One looked up, grinning,
And said, “Comrade! Brother!”
— Stephen Crane (1871-1900)
The brighter the light, the darker the shadow. Everything has a shadow side. If you don’t see the shadow of a person, you don’t see the person and are blinded by idealization. If you don’t see your own shadow, you are in denial, and will project your shadow onto others.
When I took this detail shot of the person in the photo I had not seen much of their shadow. Since they are a Gemini I knew that there was probably a hidden twin that I hadn’t met. When the darker twin came forward it was painfully apparent. A good rule of thumb is that if you don’t see a person’s shadow, you have not seen the whole person and should not relate to them as if you had. Many people begin romantic relationships from a place of idealization and are sometimes even foolish enough to make long term commitments based on that woefully incomplete comprehension of the other person. Similarly, if you are not aware of your own dark side you are in a state of perilous ignorance.
We all have a side of ourselves we consider dark. Our shadow may include appetites, lust for power, manipulative agendas, chaotic emotions and sub-personalities, addictions, and so forth. The more we deny the shadow, the more it weighs us down. But if we embrace its reality, learn how it works; and then integrate it into our awareness so that it cannot rule us, we become enlightened, we become wiser and more empathic for having a shadow and discover that there may even be hidden treasures in the dark continents of the unconscious.

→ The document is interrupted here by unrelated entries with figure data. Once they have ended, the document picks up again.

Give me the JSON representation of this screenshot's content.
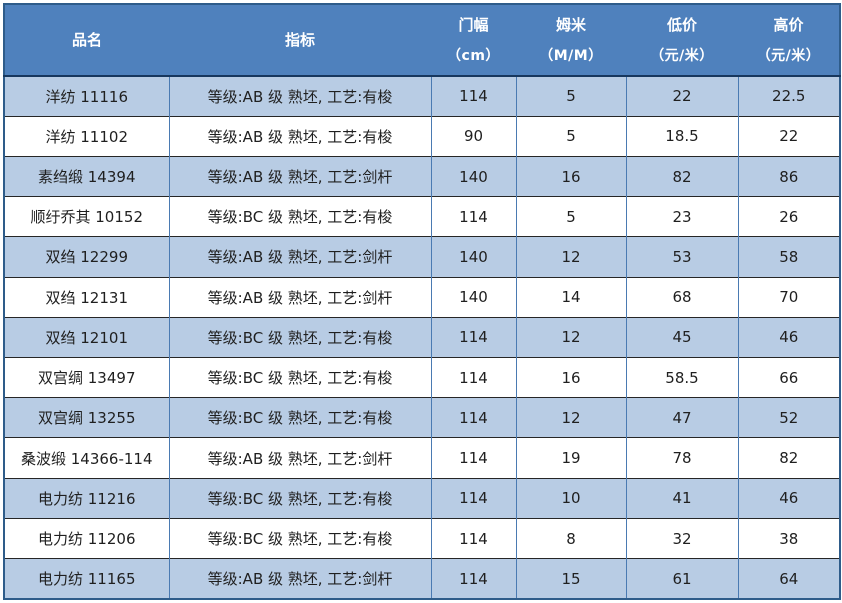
{
  "table": {
    "header": {
      "columns": [
        {
          "label": "品名",
          "unit": ""
        },
        {
          "label": "指标",
          "unit": ""
        },
        {
          "label": "门幅",
          "unit": "（cm）"
        },
        {
          "label": "姆米",
          "unit": "（M/M）"
        },
        {
          "label": "低价",
          "unit": "（元/米）"
        },
        {
          "label": "高价",
          "unit": "（元/米）"
        }
      ]
    },
    "rows": [
      [
        "洋纺 11116",
        "等级:AB 级 熟坯, 工艺:有梭",
        "114",
        "5",
        "22",
        "22.5"
      ],
      [
        "洋纺 11102",
        "等级:AB 级 熟坯, 工艺:有梭",
        "90",
        "5",
        "18.5",
        "22"
      ],
      [
        "素绉缎 14394",
        "等级:AB 级 熟坯, 工艺:剑杆",
        "140",
        "16",
        "82",
        "86"
      ],
      [
        "顺纡乔其 10152",
        "等级:BC 级 熟坯, 工艺:有梭",
        "114",
        "5",
        "23",
        "26"
      ],
      [
        "双绉 12299",
        "等级:AB 级 熟坯, 工艺:剑杆",
        "140",
        "12",
        "53",
        "58"
      ],
      [
        "双绉 12131",
        "等级:AB 级 熟坯, 工艺:剑杆",
        "140",
        "14",
        "68",
        "70"
      ],
      [
        "双绉 12101",
        "等级:BC 级 熟坯, 工艺:有梭",
        "114",
        "12",
        "45",
        "46"
      ],
      [
        "双宫绸 13497",
        "等级:BC 级 熟坯, 工艺:有梭",
        "114",
        "16",
        "58.5",
        "66"
      ],
      [
        "双宫绸 13255",
        "等级:BC 级 熟坯, 工艺:有梭",
        "114",
        "12",
        "47",
        "52"
      ],
      [
        "桑波缎 14366-114",
        "等级:AB 级 熟坯, 工艺:剑杆",
        "114",
        "19",
        "78",
        "82"
      ],
      [
        "电力纺 11216",
        "等级:BC 级 熟坯, 工艺:有梭",
        "114",
        "10",
        "41",
        "46"
      ],
      [
        "电力纺 11206",
        "等级:BC 级 熟坯, 工艺:有梭",
        "114",
        "8",
        "32",
        "38"
      ],
      [
        "电力纺 11165",
        "等级:AB 级 熟坯, 工艺:剑杆",
        "114",
        "15",
        "61",
        "64"
      ]
    ],
    "cell_names": [
      "product-name-cell",
      "spec-cell",
      "width-cell",
      "momme-cell",
      "low-price-cell",
      "high-price-cell"
    ]
  },
  "colors": {
    "header_bg": "#4f81bd",
    "header_text": "#ffffff",
    "row_alt_bg": "#b8cce4",
    "row_bg": "#ffffff",
    "outer_border": "#2e5c8a",
    "row_border": "#262626",
    "col_border": "#4a7ab2",
    "header_divider": "#17375e",
    "text": "#1f1f1f"
  }
}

If we are at war with our shadow then it dominates us and we project it onto individuals and groups and act out our inferior side. If we are unable to accept our shadow, we become hungry ghosts, forever seeking outside recognitions to compensate for the doubts that forever gnaw at us. When we recognize and accept our imperfections they strengthen us, and we become more nourishing and attractive to others. All people have a shadow, but only the strongest are able to integrate their shadows with acceptance and love. Summoning the intense moral courage to accept your shadow is an ongoing process that creates healing for yourself, those close to you, and the entire world.
When it comes to relating to the other, recognize that they are a stranger until you have become aware of their shadow and have integrated their dark side into your understanding of them.